Turning points

Signpost for Sunday Nov 1st 2013: Dan 7:1-3, 15-18; Ps 149; Eph 1:11-23; Luke 6:20-31

It’s amazing how much stuff was going on around 536 BC. My very helpful book, ‘Timetables of History’ tells me that while Daniel was dreaming up his narrative Kung Fut-Tse (Confucius) was well into his sayings, Siddhartha was on his way to founding Buddhism and most Greek philosophers were adopting the theory that earth is a disc covered by a dome of sky. This was also the time that the fables of Aesop came into being, Aeschylus put pen to payprus, Pythagoras came up with the idea of the musical octave and the Old Testament was beginning to be written down rather than passed on by word of mouth. The sixth century BC was something of a turning point in human history as well as a turning point in the fortunes of the Jewish nation. Having been exiled to Babylon (modern day Iraq), the Jews were about to be sent home after their captors lost everything to the Persians (today’s Iranians). What this tells us about the coming of Jesus some 470 years later is highly debatable, although it might go some way to explaining why Israel today is, as of old, paranoid about its neighbours.

Which makes Jesus’ sermon on the plain (Luke 6:20-31) sound even more radical to people who are paranoid about their neighbours than it might seem to us.
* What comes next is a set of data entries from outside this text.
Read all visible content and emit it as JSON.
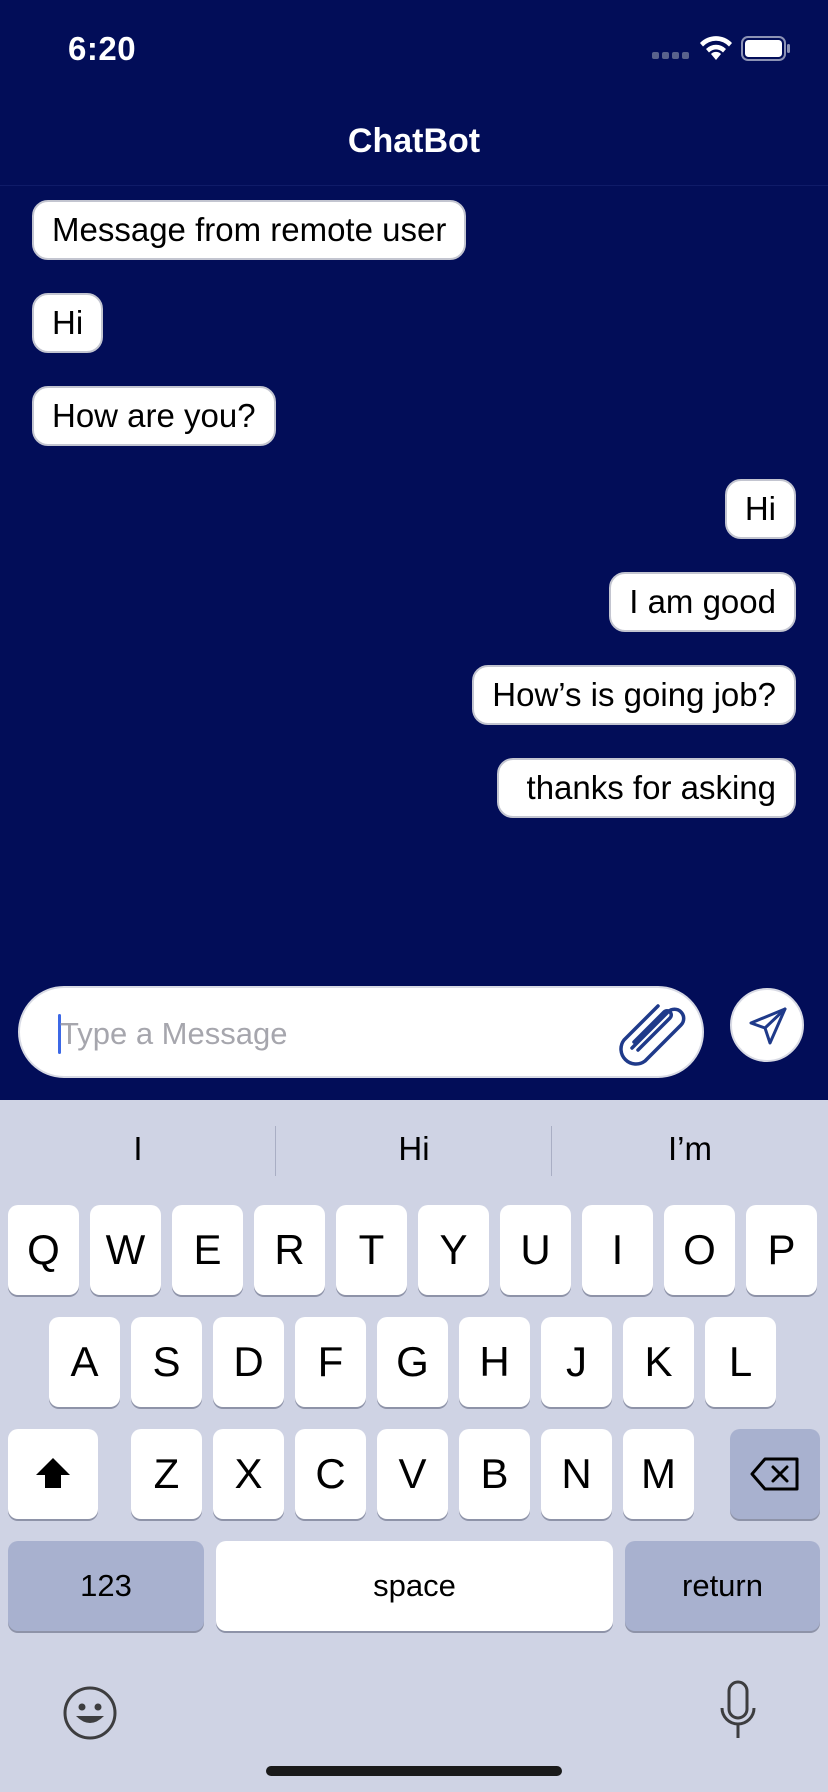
{
  "status": {
    "time": "6:20"
  },
  "nav": {
    "title": "ChatBot"
  },
  "messages": [
    {
      "text": "Message from remote user",
      "side": "left"
    },
    {
      "text": "Hi",
      "side": "left"
    },
    {
      "text": "How are you?",
      "side": "left"
    },
    {
      "text": "Hi",
      "side": "right"
    },
    {
      "text": "I am good",
      "side": "right"
    },
    {
      "text": "How’s is going job?",
      "side": "right"
    },
    {
      "text": "thanks for asking",
      "side": "right"
    }
  ],
  "composer": {
    "placeholder": "Type a Message",
    "value": ""
  },
  "keyboard": {
    "suggestions": [
      "I",
      "Hi",
      "I’m"
    ],
    "row1": [
      "Q",
      "W",
      "E",
      "R",
      "T",
      "Y",
      "U",
      "I",
      "O",
      "P"
    ],
    "row2": [
      "A",
      "S",
      "D",
      "F",
      "G",
      "H",
      "J",
      "K",
      "L"
    ],
    "row3": [
      "Z",
      "X",
      "C",
      "V",
      "B",
      "N",
      "M"
    ],
    "numbers_label": "123",
    "space_label": "space",
    "return_label": "return"
  },
  "icons": {
    "wifi": "wifi-icon",
    "battery": "battery-icon",
    "attach": "paperclip-icon",
    "send": "send-icon",
    "shift": "shift-icon",
    "delete": "backspace-icon",
    "emoji": "emoji-icon",
    "mic": "microphone-icon"
  },
  "colors": {
    "background": "#020d58",
    "bubble": "#ffffff",
    "keyboard": "#cfd3e4",
    "accent": "#1f3a8a"
  }
}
This is clearly another turning point – having just chosen his twelve disciples (significant in itself), Jesus comes down from praying to be surrounded by heaps of other followers and crowds of onlookers. Before all this we are told two stories about how he turns the sabbath rules upside down (Luke 6:1-11). Now Jesus turns the whole world on its head, especially in verses 27-30. Sadly, those changes still haven’t come about, maybe because they seem so hard to carry out to most people. Though surely verse 31 is the place to start, not to end.